Peck’s and Good’s results, published in 2018 in a special edition of IEEE Transactions on Visualization and Computer Graphics with follow-on work published in 2020 in the proceedings of the ACM Computer-Human Interactions Conference, first affirmed that the harmful effect of stereotype threat could be found in a virtual environment.

They showed that women’s performance on a visuospatial test suffered when they were placed in a female avatar and told that men and women score differently on the test, compared to when women in female avatars were told there were no gender differences in test scores.

However, when the women were placed in a male avatar and reminded of a gender difference, their performance did not suffer.

It wasn’t just women participants who were affected.

“Everybody who was in a female avatar under stereotype threat,” Good said, “had lower math confidence than if they were not under threat.”
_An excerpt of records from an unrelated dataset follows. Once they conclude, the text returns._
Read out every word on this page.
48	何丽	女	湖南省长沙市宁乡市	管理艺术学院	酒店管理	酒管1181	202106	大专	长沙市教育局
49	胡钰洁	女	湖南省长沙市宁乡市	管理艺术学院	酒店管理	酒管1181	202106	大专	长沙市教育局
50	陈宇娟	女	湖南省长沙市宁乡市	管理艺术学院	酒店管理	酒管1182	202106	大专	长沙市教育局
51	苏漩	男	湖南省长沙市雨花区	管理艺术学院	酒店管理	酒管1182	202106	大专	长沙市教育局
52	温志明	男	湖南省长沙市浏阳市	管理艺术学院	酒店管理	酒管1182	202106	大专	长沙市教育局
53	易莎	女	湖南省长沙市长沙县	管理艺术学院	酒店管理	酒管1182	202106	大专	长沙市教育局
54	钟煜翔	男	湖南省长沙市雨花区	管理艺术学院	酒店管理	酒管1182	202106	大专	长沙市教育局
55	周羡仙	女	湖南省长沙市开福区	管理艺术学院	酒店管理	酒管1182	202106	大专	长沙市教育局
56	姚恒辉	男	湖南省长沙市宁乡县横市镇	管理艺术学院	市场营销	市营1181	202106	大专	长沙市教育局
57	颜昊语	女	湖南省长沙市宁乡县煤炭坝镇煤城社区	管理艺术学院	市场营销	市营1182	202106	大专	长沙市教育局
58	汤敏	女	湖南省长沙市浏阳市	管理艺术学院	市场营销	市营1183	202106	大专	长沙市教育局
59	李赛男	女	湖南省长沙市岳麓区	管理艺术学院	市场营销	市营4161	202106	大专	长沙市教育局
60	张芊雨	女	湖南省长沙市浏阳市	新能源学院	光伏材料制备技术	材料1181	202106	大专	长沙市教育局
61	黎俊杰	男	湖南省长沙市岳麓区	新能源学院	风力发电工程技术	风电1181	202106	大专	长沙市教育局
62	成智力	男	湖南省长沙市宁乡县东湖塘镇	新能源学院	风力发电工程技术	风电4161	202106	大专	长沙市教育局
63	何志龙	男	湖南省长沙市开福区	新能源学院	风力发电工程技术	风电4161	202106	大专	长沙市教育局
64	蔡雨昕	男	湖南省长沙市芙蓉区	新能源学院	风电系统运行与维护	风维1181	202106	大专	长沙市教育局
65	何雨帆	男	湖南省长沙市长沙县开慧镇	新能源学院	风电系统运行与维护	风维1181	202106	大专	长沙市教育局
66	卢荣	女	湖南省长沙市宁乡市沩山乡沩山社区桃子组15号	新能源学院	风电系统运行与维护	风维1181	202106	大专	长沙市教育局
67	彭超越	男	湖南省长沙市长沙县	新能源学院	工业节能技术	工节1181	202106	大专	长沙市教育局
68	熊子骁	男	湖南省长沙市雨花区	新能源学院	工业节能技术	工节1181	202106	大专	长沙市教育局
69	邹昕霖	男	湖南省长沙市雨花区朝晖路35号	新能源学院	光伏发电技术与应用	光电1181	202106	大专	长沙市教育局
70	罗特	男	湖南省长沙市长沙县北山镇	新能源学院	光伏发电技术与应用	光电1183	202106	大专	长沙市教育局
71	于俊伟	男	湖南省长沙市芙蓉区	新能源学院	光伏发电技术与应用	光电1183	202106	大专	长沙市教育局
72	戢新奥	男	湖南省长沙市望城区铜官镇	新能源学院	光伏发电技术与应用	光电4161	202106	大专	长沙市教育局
That means that men who were put in female avatars showed poorer performance on the visuospatial test when they were told there were gender differences on the test. In other words, just like the Proteus effect, when men were put in female avatars, they took on behaviors consistent with stereotypes of women.

Ultimately, the gendered avatar switch worked. It was capable of buffering against stereotypes, but people can’t walk around in VR headsets all the time.

Peck and Good argue that there are promising and realistic future implications of their work. For example, they are interested in understanding whether VR technology can be utilized in real classroom settings (both in person and remote classrooms) to address real experiences of stereotype threat.

The pandemic has expanded the use of virtual tools, including virtual environments and virtual identities. We have all played around with changing our virtual background in Zoom, and lots of virtual educational institutions use avatars as stand-ins for live teachers. Our familiarity with virtual tools, developed out of a tragic global necessity, has paved the way for use of the kinds of technology that Peck and Good are researching.